6 Things to Know About Index Funds: When it comes to invest in the mutual funds the name comes of the index fund. The index fund is that fund in which the investor is looking at a long term and less risky form of investment. The success of the index fund depends on the low volatility and the choice of the index. Many well known indices use the NSE indices funds, the detail of some indices are like Birla Sun Life ETF, Edelweiss ETF in banking, HDFC Nifty ETF, Kodak Nifty ETF, LIC MF ETF.

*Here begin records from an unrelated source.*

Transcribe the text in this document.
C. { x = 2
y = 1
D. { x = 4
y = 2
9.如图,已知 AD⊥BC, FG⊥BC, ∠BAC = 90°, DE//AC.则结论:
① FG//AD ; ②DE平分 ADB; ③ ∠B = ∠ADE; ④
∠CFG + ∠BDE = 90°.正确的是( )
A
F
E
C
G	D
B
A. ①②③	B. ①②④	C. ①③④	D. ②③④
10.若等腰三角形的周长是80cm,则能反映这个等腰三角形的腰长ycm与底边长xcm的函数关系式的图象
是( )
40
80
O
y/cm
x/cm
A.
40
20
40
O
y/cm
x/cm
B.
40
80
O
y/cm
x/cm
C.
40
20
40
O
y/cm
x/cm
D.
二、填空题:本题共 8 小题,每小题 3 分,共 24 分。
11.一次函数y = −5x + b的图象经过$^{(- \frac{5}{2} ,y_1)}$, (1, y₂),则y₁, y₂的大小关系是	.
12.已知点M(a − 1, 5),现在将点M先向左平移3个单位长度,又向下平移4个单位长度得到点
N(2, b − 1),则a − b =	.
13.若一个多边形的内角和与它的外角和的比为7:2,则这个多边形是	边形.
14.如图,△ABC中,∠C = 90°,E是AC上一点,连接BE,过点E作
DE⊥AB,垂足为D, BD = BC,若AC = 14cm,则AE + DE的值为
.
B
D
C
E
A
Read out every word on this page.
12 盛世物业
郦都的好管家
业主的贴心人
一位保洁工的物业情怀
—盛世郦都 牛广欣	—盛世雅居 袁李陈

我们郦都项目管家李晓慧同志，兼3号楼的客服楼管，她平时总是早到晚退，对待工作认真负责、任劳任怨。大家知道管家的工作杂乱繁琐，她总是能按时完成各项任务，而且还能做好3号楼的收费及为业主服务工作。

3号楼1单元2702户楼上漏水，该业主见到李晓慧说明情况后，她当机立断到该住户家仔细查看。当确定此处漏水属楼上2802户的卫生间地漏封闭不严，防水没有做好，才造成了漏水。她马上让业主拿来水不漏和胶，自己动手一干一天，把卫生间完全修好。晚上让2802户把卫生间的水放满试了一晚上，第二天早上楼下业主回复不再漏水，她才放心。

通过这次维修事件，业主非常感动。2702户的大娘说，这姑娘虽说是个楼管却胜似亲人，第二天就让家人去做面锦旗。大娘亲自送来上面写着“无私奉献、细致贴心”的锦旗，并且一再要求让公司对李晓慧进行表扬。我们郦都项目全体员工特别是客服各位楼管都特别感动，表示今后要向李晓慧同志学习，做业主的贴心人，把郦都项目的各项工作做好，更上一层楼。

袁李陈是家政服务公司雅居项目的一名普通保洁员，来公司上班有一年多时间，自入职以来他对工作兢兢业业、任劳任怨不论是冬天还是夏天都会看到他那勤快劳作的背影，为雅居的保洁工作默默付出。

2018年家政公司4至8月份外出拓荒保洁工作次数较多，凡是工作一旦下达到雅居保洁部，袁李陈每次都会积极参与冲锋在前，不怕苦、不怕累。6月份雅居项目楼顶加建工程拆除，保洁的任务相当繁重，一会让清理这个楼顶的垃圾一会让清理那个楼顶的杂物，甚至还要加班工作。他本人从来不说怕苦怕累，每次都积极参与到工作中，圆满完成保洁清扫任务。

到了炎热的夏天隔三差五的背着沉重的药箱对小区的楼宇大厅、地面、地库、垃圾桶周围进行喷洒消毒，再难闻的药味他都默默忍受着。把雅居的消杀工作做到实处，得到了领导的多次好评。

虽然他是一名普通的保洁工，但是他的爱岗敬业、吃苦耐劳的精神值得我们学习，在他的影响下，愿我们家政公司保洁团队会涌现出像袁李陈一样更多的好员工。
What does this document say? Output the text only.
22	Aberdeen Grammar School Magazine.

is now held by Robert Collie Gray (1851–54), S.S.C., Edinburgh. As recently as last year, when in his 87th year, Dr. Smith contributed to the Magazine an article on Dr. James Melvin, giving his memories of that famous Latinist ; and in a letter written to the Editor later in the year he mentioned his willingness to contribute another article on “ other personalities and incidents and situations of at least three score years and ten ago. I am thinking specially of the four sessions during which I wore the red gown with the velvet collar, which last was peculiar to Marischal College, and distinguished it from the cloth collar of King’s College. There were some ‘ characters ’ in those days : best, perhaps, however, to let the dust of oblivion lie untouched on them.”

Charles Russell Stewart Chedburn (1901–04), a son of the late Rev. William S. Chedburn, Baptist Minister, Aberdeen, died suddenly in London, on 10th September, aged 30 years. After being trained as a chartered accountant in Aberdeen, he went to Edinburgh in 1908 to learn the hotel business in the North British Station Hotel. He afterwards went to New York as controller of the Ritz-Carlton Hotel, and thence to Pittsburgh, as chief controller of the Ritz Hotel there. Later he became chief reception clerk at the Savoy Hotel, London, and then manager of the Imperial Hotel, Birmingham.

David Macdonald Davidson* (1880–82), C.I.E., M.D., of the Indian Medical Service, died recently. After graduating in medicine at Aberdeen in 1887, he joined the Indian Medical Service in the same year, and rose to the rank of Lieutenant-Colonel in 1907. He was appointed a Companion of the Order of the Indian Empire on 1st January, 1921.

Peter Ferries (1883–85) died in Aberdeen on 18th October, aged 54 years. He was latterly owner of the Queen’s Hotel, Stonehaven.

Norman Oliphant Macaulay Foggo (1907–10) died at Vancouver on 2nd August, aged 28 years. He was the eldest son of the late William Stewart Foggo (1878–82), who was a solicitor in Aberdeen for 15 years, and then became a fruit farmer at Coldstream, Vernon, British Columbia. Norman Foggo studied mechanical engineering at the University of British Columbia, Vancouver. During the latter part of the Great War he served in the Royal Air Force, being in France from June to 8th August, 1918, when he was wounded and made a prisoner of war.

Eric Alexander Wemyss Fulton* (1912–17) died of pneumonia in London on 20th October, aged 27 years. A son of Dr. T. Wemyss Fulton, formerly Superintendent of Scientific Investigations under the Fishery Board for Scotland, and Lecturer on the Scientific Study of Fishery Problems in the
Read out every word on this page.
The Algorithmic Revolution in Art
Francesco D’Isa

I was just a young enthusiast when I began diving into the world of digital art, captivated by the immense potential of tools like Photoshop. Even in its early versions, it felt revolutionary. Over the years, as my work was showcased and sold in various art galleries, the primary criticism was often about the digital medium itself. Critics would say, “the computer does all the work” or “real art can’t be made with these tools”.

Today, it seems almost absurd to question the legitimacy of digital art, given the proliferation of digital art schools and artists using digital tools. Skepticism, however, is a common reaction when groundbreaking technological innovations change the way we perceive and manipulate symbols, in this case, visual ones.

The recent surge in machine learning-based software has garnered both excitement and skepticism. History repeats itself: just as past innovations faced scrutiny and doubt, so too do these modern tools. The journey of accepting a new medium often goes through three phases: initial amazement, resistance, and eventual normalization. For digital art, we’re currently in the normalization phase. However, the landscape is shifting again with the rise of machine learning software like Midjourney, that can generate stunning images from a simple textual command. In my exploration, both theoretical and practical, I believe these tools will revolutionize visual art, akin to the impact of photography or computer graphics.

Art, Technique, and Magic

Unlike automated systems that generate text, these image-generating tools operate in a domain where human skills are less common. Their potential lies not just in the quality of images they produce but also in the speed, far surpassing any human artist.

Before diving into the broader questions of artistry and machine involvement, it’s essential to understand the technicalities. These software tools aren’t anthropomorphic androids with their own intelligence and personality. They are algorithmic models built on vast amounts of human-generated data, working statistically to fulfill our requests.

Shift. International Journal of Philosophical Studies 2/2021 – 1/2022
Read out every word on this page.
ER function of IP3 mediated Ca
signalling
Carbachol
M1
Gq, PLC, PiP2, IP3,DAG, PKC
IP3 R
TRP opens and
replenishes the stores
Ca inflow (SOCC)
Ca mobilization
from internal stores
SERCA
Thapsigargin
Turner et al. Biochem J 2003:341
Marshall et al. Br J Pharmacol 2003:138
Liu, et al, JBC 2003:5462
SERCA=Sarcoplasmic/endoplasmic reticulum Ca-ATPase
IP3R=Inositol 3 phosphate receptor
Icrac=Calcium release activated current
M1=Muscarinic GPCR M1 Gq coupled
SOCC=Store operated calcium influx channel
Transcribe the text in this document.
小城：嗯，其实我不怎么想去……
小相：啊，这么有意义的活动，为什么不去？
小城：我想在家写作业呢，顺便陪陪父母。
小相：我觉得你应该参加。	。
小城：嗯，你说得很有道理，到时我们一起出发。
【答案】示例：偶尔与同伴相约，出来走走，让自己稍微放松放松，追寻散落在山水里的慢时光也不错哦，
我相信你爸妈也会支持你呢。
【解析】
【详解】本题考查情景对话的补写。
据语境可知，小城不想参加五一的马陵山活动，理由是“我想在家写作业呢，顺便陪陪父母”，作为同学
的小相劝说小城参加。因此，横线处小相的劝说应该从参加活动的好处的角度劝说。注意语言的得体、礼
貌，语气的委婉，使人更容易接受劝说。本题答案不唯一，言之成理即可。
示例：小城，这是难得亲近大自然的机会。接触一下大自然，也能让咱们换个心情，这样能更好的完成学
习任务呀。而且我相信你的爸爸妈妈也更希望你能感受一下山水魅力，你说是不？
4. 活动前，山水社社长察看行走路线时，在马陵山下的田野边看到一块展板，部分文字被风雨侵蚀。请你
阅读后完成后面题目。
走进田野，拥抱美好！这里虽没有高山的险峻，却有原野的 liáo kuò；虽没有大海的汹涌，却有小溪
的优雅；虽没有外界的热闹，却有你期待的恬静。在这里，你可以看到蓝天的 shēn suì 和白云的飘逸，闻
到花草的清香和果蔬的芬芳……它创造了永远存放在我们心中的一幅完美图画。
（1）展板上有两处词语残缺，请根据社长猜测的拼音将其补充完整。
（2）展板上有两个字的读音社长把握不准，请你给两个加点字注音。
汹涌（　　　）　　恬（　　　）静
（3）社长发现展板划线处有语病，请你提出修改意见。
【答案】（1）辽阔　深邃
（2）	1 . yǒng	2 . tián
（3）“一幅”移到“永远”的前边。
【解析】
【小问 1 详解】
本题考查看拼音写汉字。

Top index fund are those which track the composition of popular benchmark indices such as Nifty 50. Unlike actively managed fund these passive fund have lower expense ratio but limited scope out performance relative to the benchmark.
How do index funds work?
When an index fund tracks the benchmark like Nifty, the portfolio will have the top 50 stocks which are available in Nifty50 stock in the same proportions. An index is group of securities which defines a market segment. These securities could be bond market instruments or equity oriented instruments like stocks. The most popular indices in India are BSE Sensex and NSE Nifty. Since Index fund track the particular index they fall under the passive fund management.
Actively managed funds have potential to beat the benchmark, and the index fund’s role is to match the performance to that of the index. Index fund typically deliver returns typically more or less equal to the benchmark.
Who should invest in the index funds?
Index funds are suitable for the investors who are reluctant to take the risk, and those investors who wish to have the predictable returns. These funds do not require the extensive tracking. These funds are suitable for the investors who do not want to go into the actively managed funds. Index fund tend to lose their value during a market downturn. Hence it is advised to have a mix of actively managed fund and index fund in your portfolio.
Risk tolerance should be considered
Among 6 Things to Know About Index Funds the risk tolerance is the main. Since index funds map an index, they are less likely to suffer from the volatility risks. If you wish to get high returns amid the rallying market the index returns is most suitable.
Return factor needs to be catered
Unlike the actively managed funds, Index funds track the performance of the underlying benchmark passively. These funds just replicate the performance of the index.
Cost of investment in Index funds
The cost of investment in the index fund is comparatively less than that of the actively managed funds. These funds tends to fluctuate in the short term but give healthy return in the long term.